Pretty much this. The culture of the early 90’s was pretty cynical. “Hair Metal” was, at its core, good time party music, and that wasn’t the climate. So “grunge” is adopted by mass media and given to the masses.

And there was something new about Nirvana: Kurt Cobain wasn’t ugly. Take a look at Black Francis (The Pixies), Thurstun Moore (Sonic Youth) and J.Mascus (Dinosaur Jr.) in 1991. Let’s just say you weren’t going to see them on any glossy magazine covers. Shallow? Yup. But if you want to attract a mainstream female audience, it doesn't hurt to have a good looking guy. (Not saying every girl that bought “Nevermind” in 1992 did it because of how Cobain looked; just that it didn’t hurt)
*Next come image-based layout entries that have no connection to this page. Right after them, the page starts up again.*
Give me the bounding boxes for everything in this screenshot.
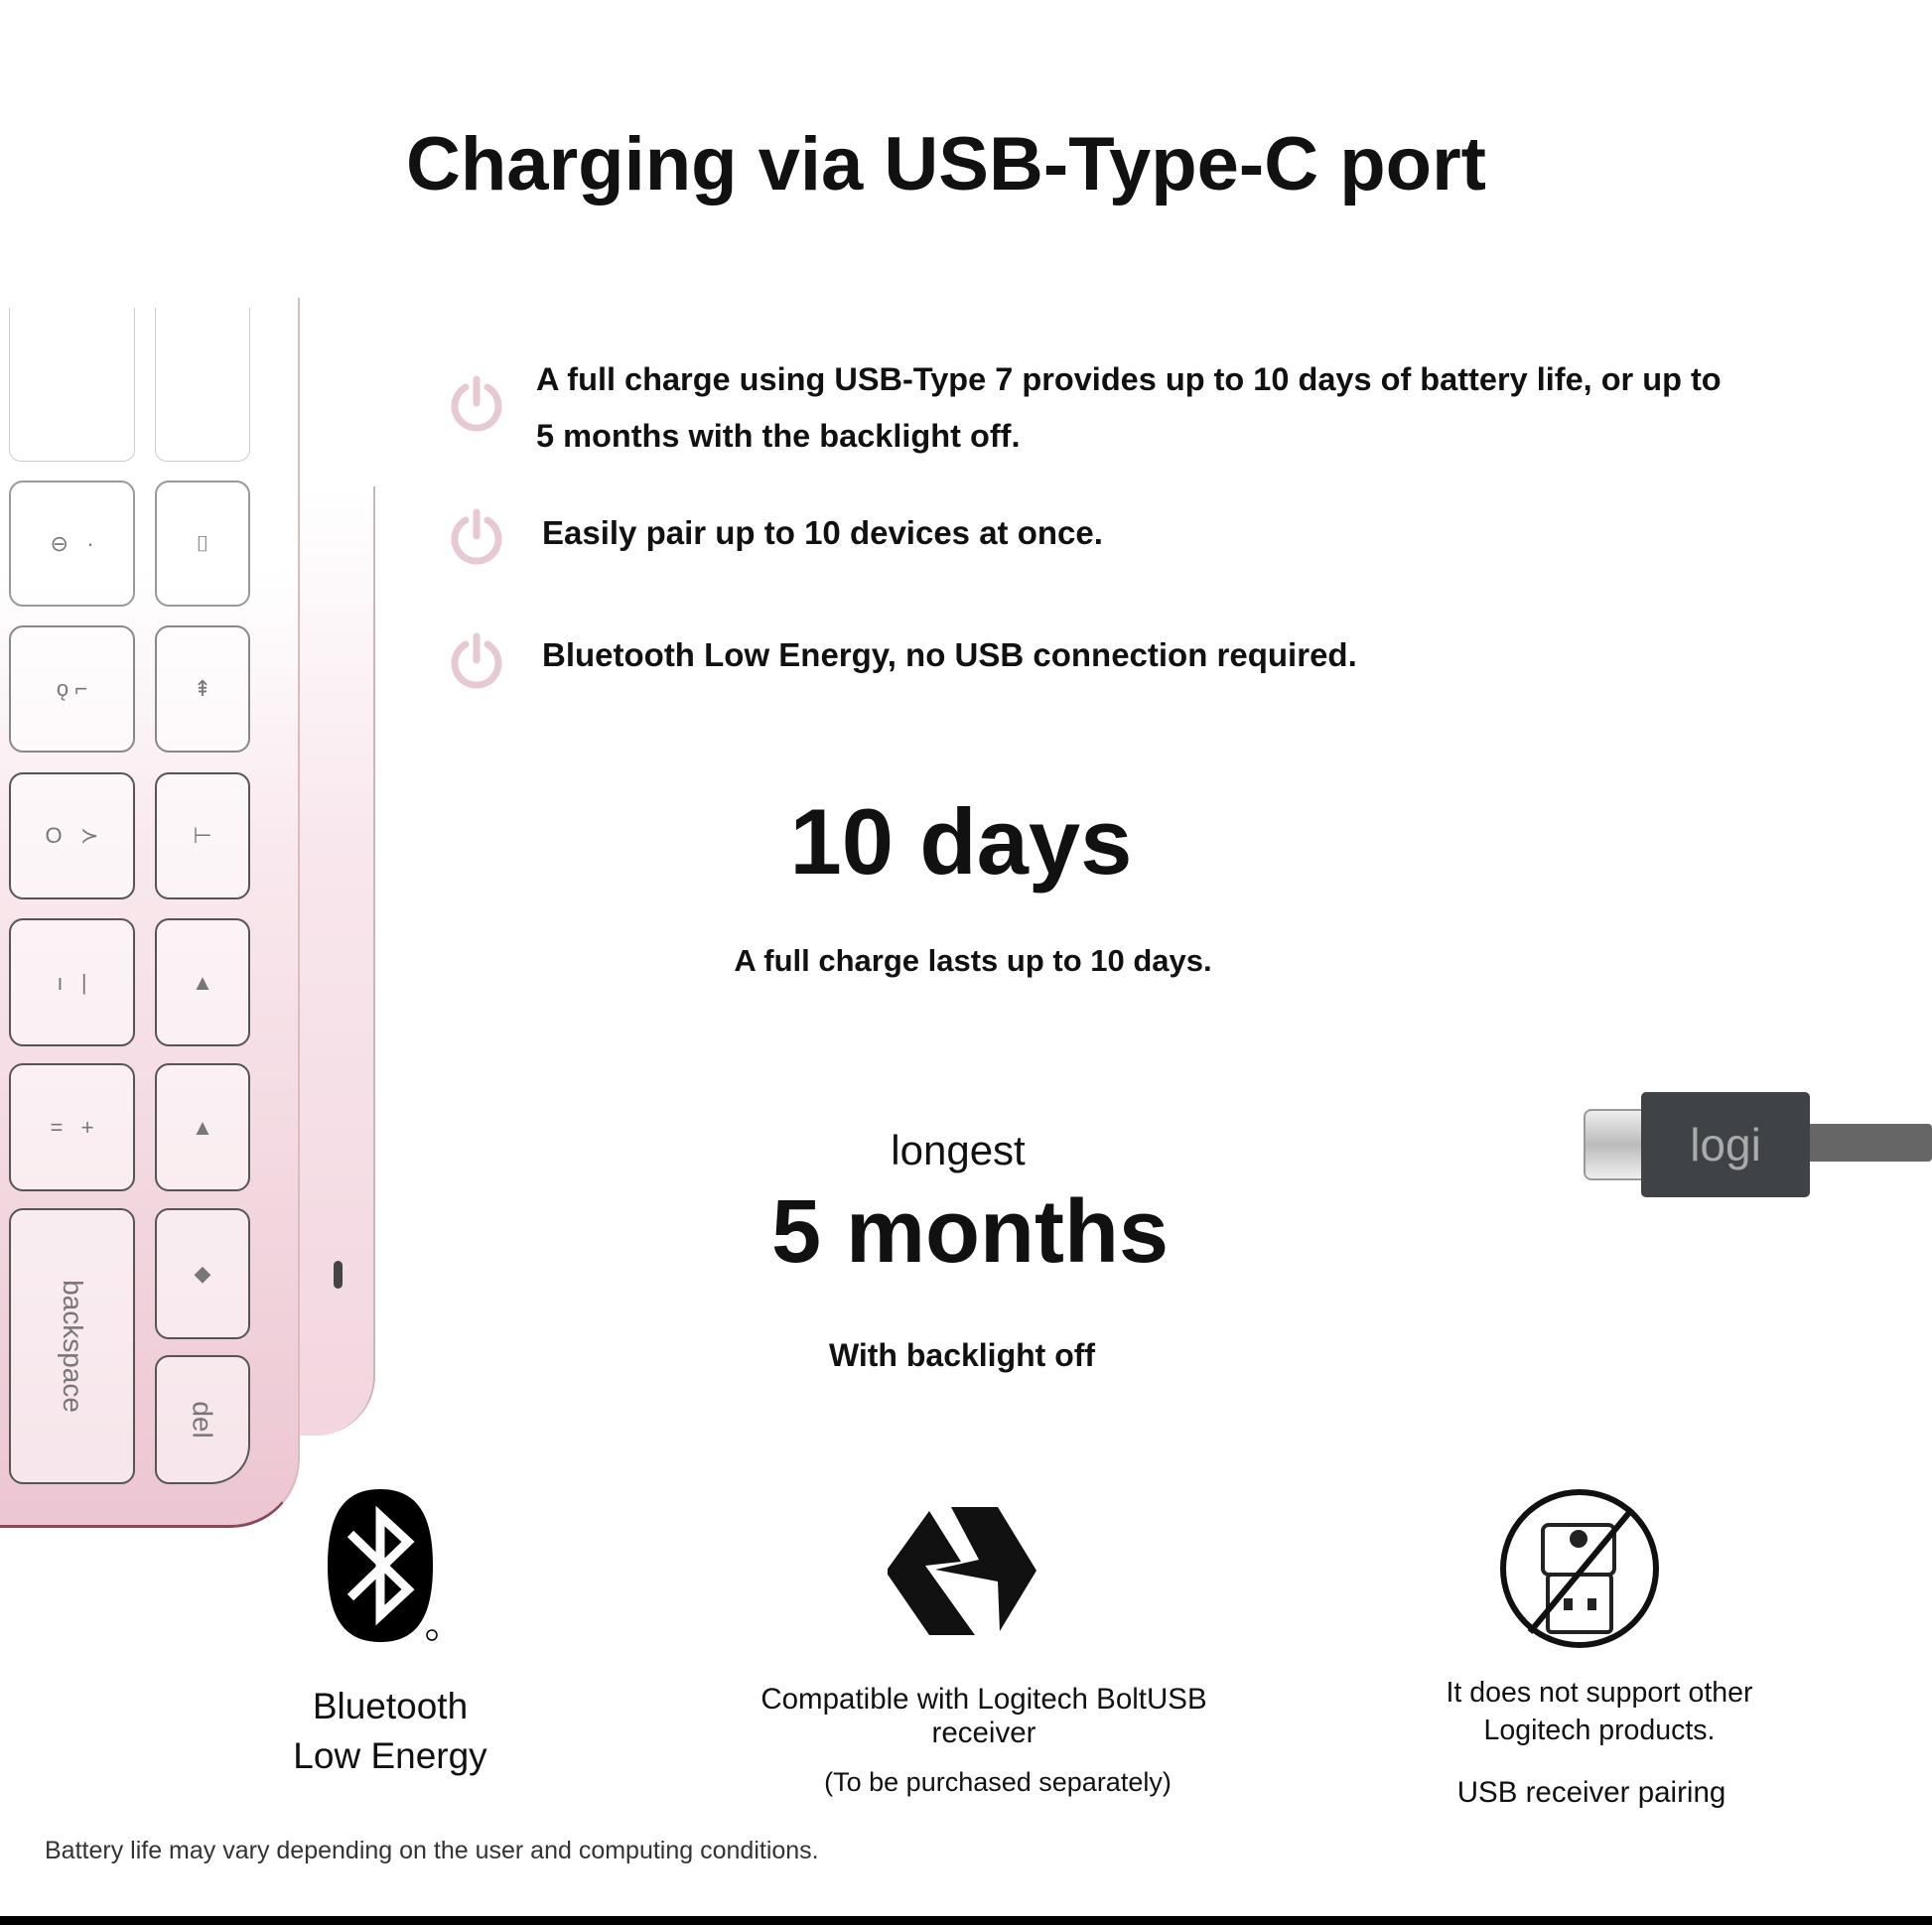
keyboard image: backspace bbox=[58, 1280, 87, 1413]
usb-c cable bbox=[1584, 1092, 1932, 1197]
text 3: Bluetooth Low Energy, no USB connection required. bbox=[542, 636, 1357, 673]
keys: ⊖ · bbox=[50, 530, 94, 556]
stat: 10 days: A full charge lasts up to 10 days. bbox=[734, 943, 1212, 978]
keys bbox=[9, 481, 135, 607]
icon: power 3 bbox=[451, 633, 502, 689]
top blank keys bbox=[9, 308, 135, 462]
stat: 5 months: 5 months bbox=[771, 1182, 1169, 1282]
stat: 5 months: With backlight off bbox=[829, 1337, 1095, 1373]
text: bluetooth: Low Energy bbox=[293, 1735, 487, 1776]
footnote: Battery life may vary depending on the user and computing conditions. bbox=[45, 1837, 819, 1864]
keyboard image: ǫ ⌐ bbox=[57, 676, 87, 701]
main plate bbox=[0, 298, 300, 1528]
text 1: 5 months with the backlight off. bbox=[536, 418, 1021, 454]
keyboard image: ▲ bbox=[192, 1114, 213, 1140]
led bbox=[334, 1261, 343, 1289]
keyboard image: ⇞ bbox=[194, 676, 211, 701]
text 1 bbox=[536, 361, 1722, 454]
keyboard image: ⌷ bbox=[196, 530, 209, 556]
keyboard image: = + bbox=[50, 1114, 94, 1140]
stat: 5 months: longest bbox=[891, 1127, 1026, 1173]
icon: no usb bbox=[1500, 1489, 1659, 1648]
usb-c cable: logi bbox=[1690, 1119, 1761, 1170]
keyboard image: ▲ bbox=[192, 969, 213, 995]
text: USB receiver pairing bbox=[1457, 1776, 1725, 1809]
text 2: Easily pair up to 10 devices at once. bbox=[542, 514, 1103, 551]
side panel bbox=[288, 486, 375, 1436]
icon: power 2 bbox=[451, 508, 502, 564]
text: bluetooth bbox=[293, 1686, 487, 1776]
text: bluetooth: Bluetooth bbox=[313, 1686, 468, 1726]
stat: 5 months bbox=[771, 1127, 1169, 1373]
text: bolt bbox=[760, 1683, 1207, 1749]
text 1: A full charge using USB-Type 7 provides up to 10 days of battery life, or up to bbox=[536, 361, 1722, 397]
keyboard image bbox=[0, 298, 375, 1528]
keyboard image: ⊢ bbox=[193, 823, 212, 848]
icon: bolt bbox=[888, 1507, 1036, 1635]
bullet list bbox=[451, 361, 1722, 689]
keyboard image: del bbox=[188, 1401, 218, 1439]
keyboard image: ◆ bbox=[195, 1261, 210, 1286]
text: bolt: receiver bbox=[932, 1717, 1035, 1749]
stat: 10 days: 10 days bbox=[790, 789, 1132, 894]
icon: bluetooth bbox=[328, 1489, 438, 1642]
bottom bar bbox=[0, 1916, 1932, 1925]
text: (To be purchased separately) bbox=[824, 1767, 1172, 1797]
title: Charging via USB-Type-C port bbox=[406, 122, 1486, 206]
stat: 10 days bbox=[734, 789, 1212, 978]
keyboard image: ı | bbox=[57, 969, 87, 995]
icon: power 1 bbox=[451, 375, 502, 431]
text: no usb: It does not support other bbox=[1447, 1677, 1752, 1709]
text: bolt: Compatible with Logitech BoltUSB bbox=[760, 1683, 1207, 1716]
text: no usb bbox=[1447, 1677, 1752, 1746]
keyboard image: O ≻ bbox=[46, 823, 98, 848]
text: no usb: Logitech products. bbox=[1484, 1715, 1715, 1746]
Quote:I also think Appetite For Destruction by GNR helped to kill hair metal as well. They made just about everyone else look, and sound like phony trash. Metallica finally making a video also played a role. I doubt they would have expanded their following as much as they did if that video was for Shortest Straw and not One.
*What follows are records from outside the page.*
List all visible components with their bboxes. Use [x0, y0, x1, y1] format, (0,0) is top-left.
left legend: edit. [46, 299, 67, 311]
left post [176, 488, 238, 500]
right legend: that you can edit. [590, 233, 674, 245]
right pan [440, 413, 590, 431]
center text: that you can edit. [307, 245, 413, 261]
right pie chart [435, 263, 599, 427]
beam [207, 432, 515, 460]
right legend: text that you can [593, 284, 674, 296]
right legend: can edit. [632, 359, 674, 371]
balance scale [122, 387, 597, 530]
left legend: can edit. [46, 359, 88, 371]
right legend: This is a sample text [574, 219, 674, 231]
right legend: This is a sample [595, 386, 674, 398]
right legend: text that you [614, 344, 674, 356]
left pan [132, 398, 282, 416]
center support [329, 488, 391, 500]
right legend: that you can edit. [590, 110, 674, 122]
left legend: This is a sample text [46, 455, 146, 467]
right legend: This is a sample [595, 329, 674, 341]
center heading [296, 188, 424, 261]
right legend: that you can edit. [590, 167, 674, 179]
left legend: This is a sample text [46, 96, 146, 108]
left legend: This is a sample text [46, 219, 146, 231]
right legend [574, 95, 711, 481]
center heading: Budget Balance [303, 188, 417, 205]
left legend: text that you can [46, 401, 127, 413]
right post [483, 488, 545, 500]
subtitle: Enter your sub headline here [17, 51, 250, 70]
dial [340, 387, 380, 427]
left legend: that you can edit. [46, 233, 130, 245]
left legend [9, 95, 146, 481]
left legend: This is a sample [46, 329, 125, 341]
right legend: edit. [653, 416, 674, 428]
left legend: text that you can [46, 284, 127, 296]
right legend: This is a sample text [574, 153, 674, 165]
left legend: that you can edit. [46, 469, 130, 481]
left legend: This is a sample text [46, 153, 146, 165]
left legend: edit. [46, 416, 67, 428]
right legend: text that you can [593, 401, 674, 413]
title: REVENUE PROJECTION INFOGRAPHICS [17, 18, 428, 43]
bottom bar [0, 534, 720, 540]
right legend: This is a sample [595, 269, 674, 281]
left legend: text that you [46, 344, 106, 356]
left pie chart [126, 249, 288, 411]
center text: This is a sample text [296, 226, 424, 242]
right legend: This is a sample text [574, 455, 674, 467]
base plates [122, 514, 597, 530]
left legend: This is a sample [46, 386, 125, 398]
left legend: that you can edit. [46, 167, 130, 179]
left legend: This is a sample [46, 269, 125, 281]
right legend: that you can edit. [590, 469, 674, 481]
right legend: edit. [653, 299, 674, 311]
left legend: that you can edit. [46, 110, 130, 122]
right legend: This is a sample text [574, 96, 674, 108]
Do you see the common theme in MTV dictating what became popular?

GNR was a contemporary of the other hair bands. Look at Axel in the ‘Welcome to the Jungle’ video. That hair is pretty big. I agree that their sound wasn’t the same as, say, Warrent, but that’s how the label was marketing them. The biggest thing that saved GNR from hair bandom in my opinion, was NWA. They were “dangerous” and that was appealing people. I think their success had a huge influence on GNR. Not musically, but stylistically. So GNR became something of a surrogate NWA for segments of the market that weren’t listening to rap.